Unrelatedly, the Texas LP has a contact list of candidates for this year.

Saturday, March 11, 2006

Woohoo, the Dallas Morning News actually published one.

Letter sent in response to drug-related violence in Laredo and published in this morning's Dallas Morning News:

There's an easy solution to the violence on both sides of the river caused by the Zetas and other drug cartels, a solution that would also save hundreds of millions, if not billions, of taxpayer dollars: legalize drugs.

A little thought and common sense is all it takes to realize that drugs only lead to violence because of their illegality: There are no Colombian coffee cartels or Chilean copper cartels, because cartels are not a viable business model for trading a legal product.

Nigel Watt, president, Highland Park High School Libertarians, Dallas


Monday, March 06, 2006

Federal money comes with strings attached? Who could've guessed?

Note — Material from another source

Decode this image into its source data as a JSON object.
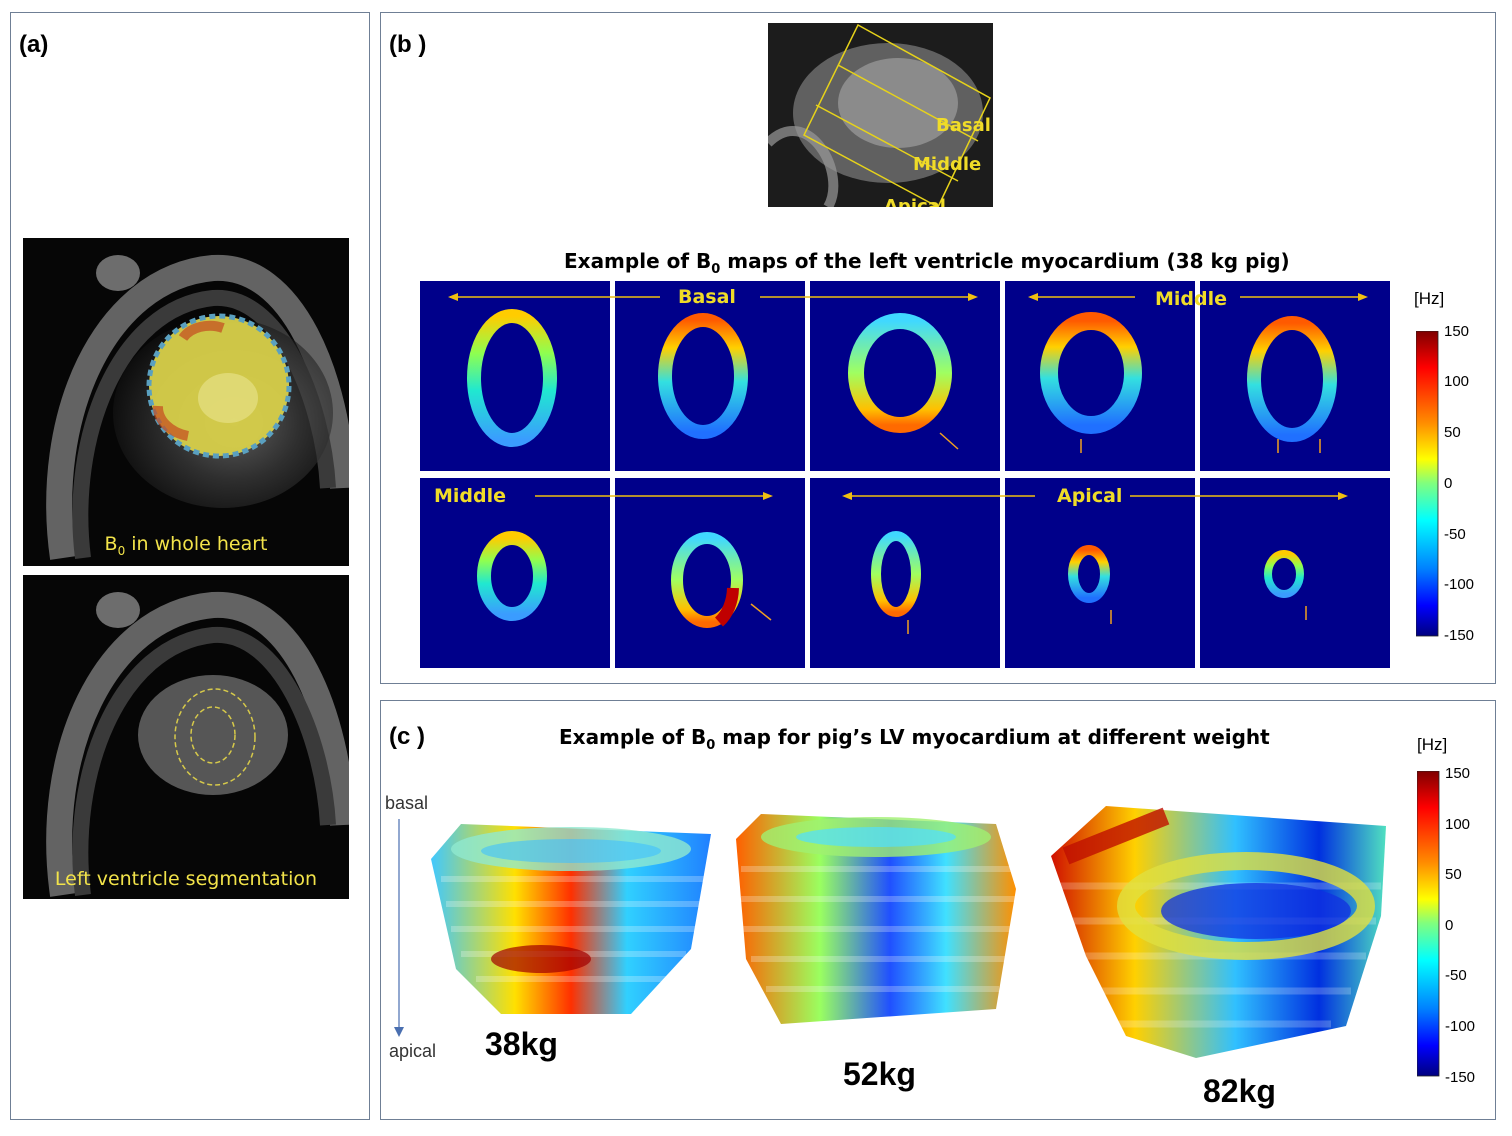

Supreme Court rules that colleges that accept federal money must allow military recruiters

As much as the various tentacles of the federal government often contradict each other (like the EPA fining the DoE), it's no secret that the government, like any organization, has a set agenda, and part of that agenda is military. So if colleges accept federal money, they've got to accept federal guidelines.

Duh.


Sunday, March 05, 2006

What is this, Pyongyang?

There's some controversy in my part of the Metroplex (Highland Park) about widening the main thoroughfare through the area, Mockingbird Lane. (This Google Map shows the importance of the street.) Due to the small population of Highland Park and the fact that both termini of Mockingbird are in Dallas, most of the traffic on Mockingbird is Dallasite in origin and destination. Currently it's a two-lane streeth throughout Highland Park, which makes it an absolute nightmare to drive on during any reasonable time of day. So recently, the HP Town Council brought up widening the street - only to meet with horror from residents. After some consideration, I've decided that widening the street is in fact a bad idea, because it simply cannot function as a major artery. Houses are built rather close to the street along it, and between Douglas and Armstrong, it's covered by 20-mph school zone around 8AM - inconvenient for anybody trying to get to work. A few recent articles in the Dallas Morning News only strengthened my position, if only because their arguments for widening Mockingbird were obnoxiously populist in nature. So, as usual, I sent them a letter which they won't publish, and they'll print a few more columns against the residents of Highland Park, and all is well.